= Ishwar Singh (politician, born 1926) =

Indian politician (1926–1998)

Chaudhary Ishwar Singh (5 November 1926 – 1998) was a leader of the Congress Party and served as the speaker of Haryana Vidhan Sabha from 1991 to 1996. He was elected as MLA for four times by the electorates of Pundri constituency of Haryana. He is well known for his contribution to uplift the poor and oppressed people in the society and for uplifting girls to get higher education by building 3 degree colleges in the constituency of Pundri.

==Background==
Chaudhary Ishwar Singh was born on 5 November 1926 in the house of a poor farmer of village Staundi of Karnal District, Haryana. He received early education in his native village and then moved to Panipat from where he came out in his matriculation examination with flying colors. Then he moved to Rohtak and obtained his degree in Bachelors of Arts. to obtain his license of teaching degree he moved to Meerut. During his stay at these centers of learning certain incidents occurred which in a way determined the future course of Chaudhary Ishwar Singh's life. His teachers were very much impressed by his learning habits and took keen interest in grooming him into a great scholar. This quest of his knowledge took him to different places which left indelible imprint on his adolescent and young formative mind. During his student days he went through the teachings and message of Swami Vivekananda which provided Chaudhary Ishwar Singh with a purpose for social action, although he could not have stimulus of a personal contact with the Swami. He decided to mitigate the social evils illiteracy, poverty and hunger which affected the rural people. After he obtained hi L.T Degree, instead of competing for any lucrative government jobs he chose to join the teaching profession which suited his temperament and qualifications as he considered it a noble profession to serve the community.
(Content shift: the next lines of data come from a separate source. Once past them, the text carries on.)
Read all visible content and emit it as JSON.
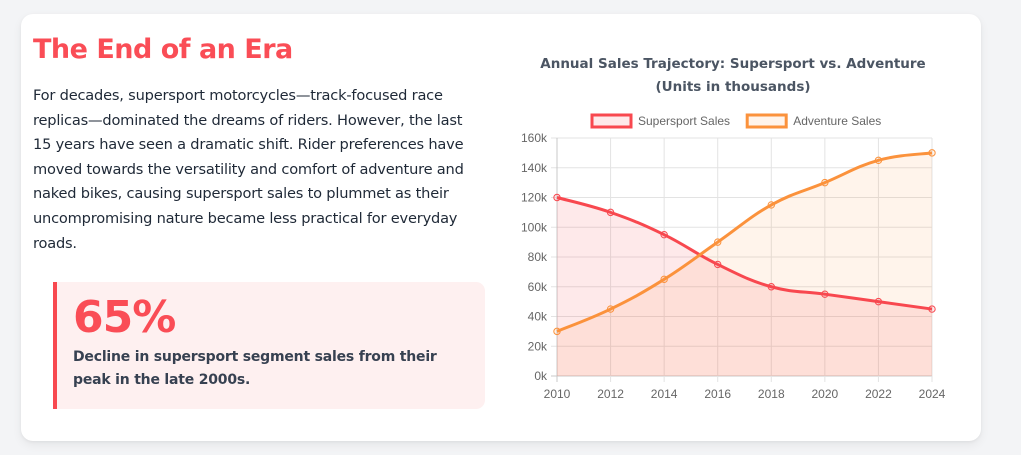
{
  "intro": {
    "title": "The End of an Era",
    "body": "For decades, supersport motorcycles—track-focused race replicas—dominated the dreams of riders. However, the last 15 years have seen a dramatic shift. Rider preferences have moved towards the versatility and comfort of adventure and naked bikes, causing supersport sales to plummet as their uncompromising nature became less practical for everyday roads."
  },
  "stat": {
    "value": "65%",
    "description": "Decline in supersport segment sales from their peak in the late 2000s."
  },
  "colors": {
    "accent": "#fa4d56",
    "supersport": "#f8484f",
    "adventure": "#fb923c",
    "text_dark": "#1f2937"
  },
  "chart_data": {
    "type": "line",
    "title": [
      "Annual Sales Trajectory: Supersport vs. Adventure",
      "(Units in thousands)"
    ],
    "x": [
      "2010",
      "2012",
      "2014",
      "2016",
      "2018",
      "2020",
      "2022",
      "2024"
    ],
    "series": [
      {
        "name": "Supersport Sales",
        "values": [
          120,
          110,
          95,
          75,
          60,
          55,
          50,
          45
        ],
        "color": "#f8484f",
        "fill": "rgba(248,72,79,0.12)"
      },
      {
        "name": "Adventure Sales",
        "values": [
          30,
          45,
          65,
          90,
          115,
          130,
          145,
          150
        ],
        "color": "#fb923c",
        "fill": "rgba(251,146,60,0.10)"
      }
    ],
    "ylim": [
      0,
      160
    ],
    "yticks": [
      "0k",
      "20k",
      "40k",
      "60k",
      "80k",
      "100k",
      "120k",
      "140k",
      "160k"
    ],
    "ytick_values": [
      0,
      20,
      40,
      60,
      80,
      100,
      120,
      140,
      160
    ],
    "grid": true,
    "legend": "top",
    "area_fill": true
  }
}
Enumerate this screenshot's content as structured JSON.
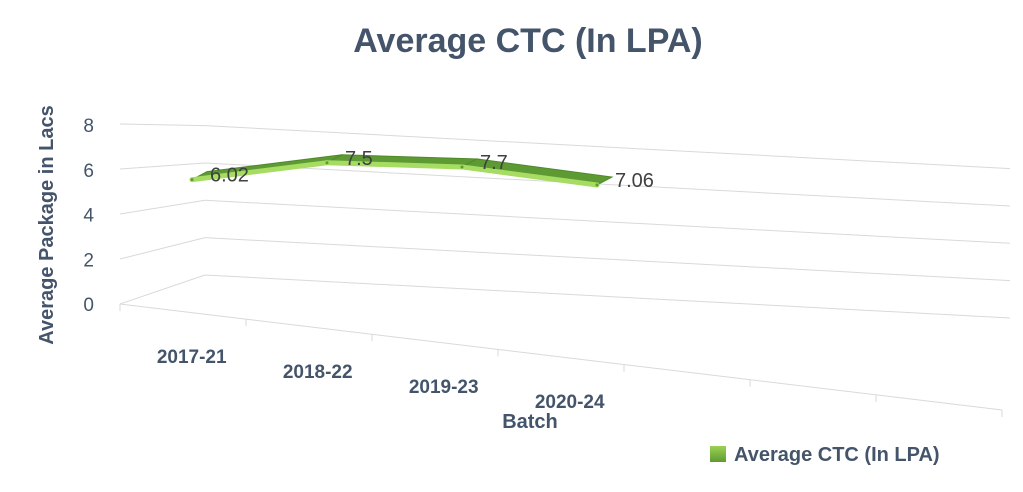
{
  "chart_data": {
    "type": "line",
    "title": "Average CTC (In LPA)",
    "categories": [
      "2017-21",
      "2018-22",
      "2019-23",
      "2020-24"
    ],
    "series": [
      {
        "name": "Average CTC (In LPA)",
        "values": [
          6.02,
          7.5,
          7.7,
          7.06
        ]
      }
    ],
    "data_labels": [
      "6.02",
      "7.5",
      "7.7",
      "7.06"
    ],
    "xlabel": "Batch",
    "ylabel": "Average Package in Lacs",
    "ylim": [
      0,
      8
    ],
    "yticks": [
      "0",
      "2",
      "4",
      "6",
      "8"
    ],
    "grid": true,
    "legend_position": "bottom-right",
    "style": "3d-ribbon",
    "colors": {
      "series": "#70ad47",
      "series_top": "#5e9a33",
      "text": "#44546a",
      "grid": "#d9d9d9"
    }
  }
}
In his very first attempt he was selected by the interview board and the education department issued him appointment letter for the post of social studies teacher and posted him at Government High School, Samalkha (Karnal). Though his academic quest came to an end with his joining first as a teacher and then in active politics yet his quest for learning remained a lifelong passion for him.

==Political career==
Chaudhary Ishwar Singh was elected to the Haryana Assembly as an independent candidate for the first time in 1968 and then again in 1972, 1982 and 1991 on Congress party ticket. He was a man of vision and was very instrumental in setting up many educational institutions. He served as the Speaker of the Haryana Vidhan Sabha from 1991 to 1996 under the last Bhajan Lal government of Haryana.

==Social contribution==
He wielded tremendous influence due to his closeness to Bhajan Lal, the stalwart Bishnoi leader and Chief Minister of Haryana on several occasions. Apart from that, Ishwar Singh Ji did a lot of social work. He ensured the opening of many educational institutions in his constituency of Pundri. He also had a power station built close to the village of Kaul. He stressed on women education. He always said that "if a male is educated a family will be educated but if a female will educated the whole society will be educated". In this context he established three women colleges named as Ch. Ishwar Singh Kanya Mahavidyalaya, Fatehpur-Pundri (Kaithal) www.ciskmv.org in 1984, and Ch. Ishwar Singh Kanya Mahavidyalaya, Dhand-Dadwana (Kaithal), Ch. Ishwar Singh Mahila Shikshan Mahavidyalaya, Fatehpur-Pundri (Kaithal) in 1994. These colleges imparting higher education to the girls of about sixty villages.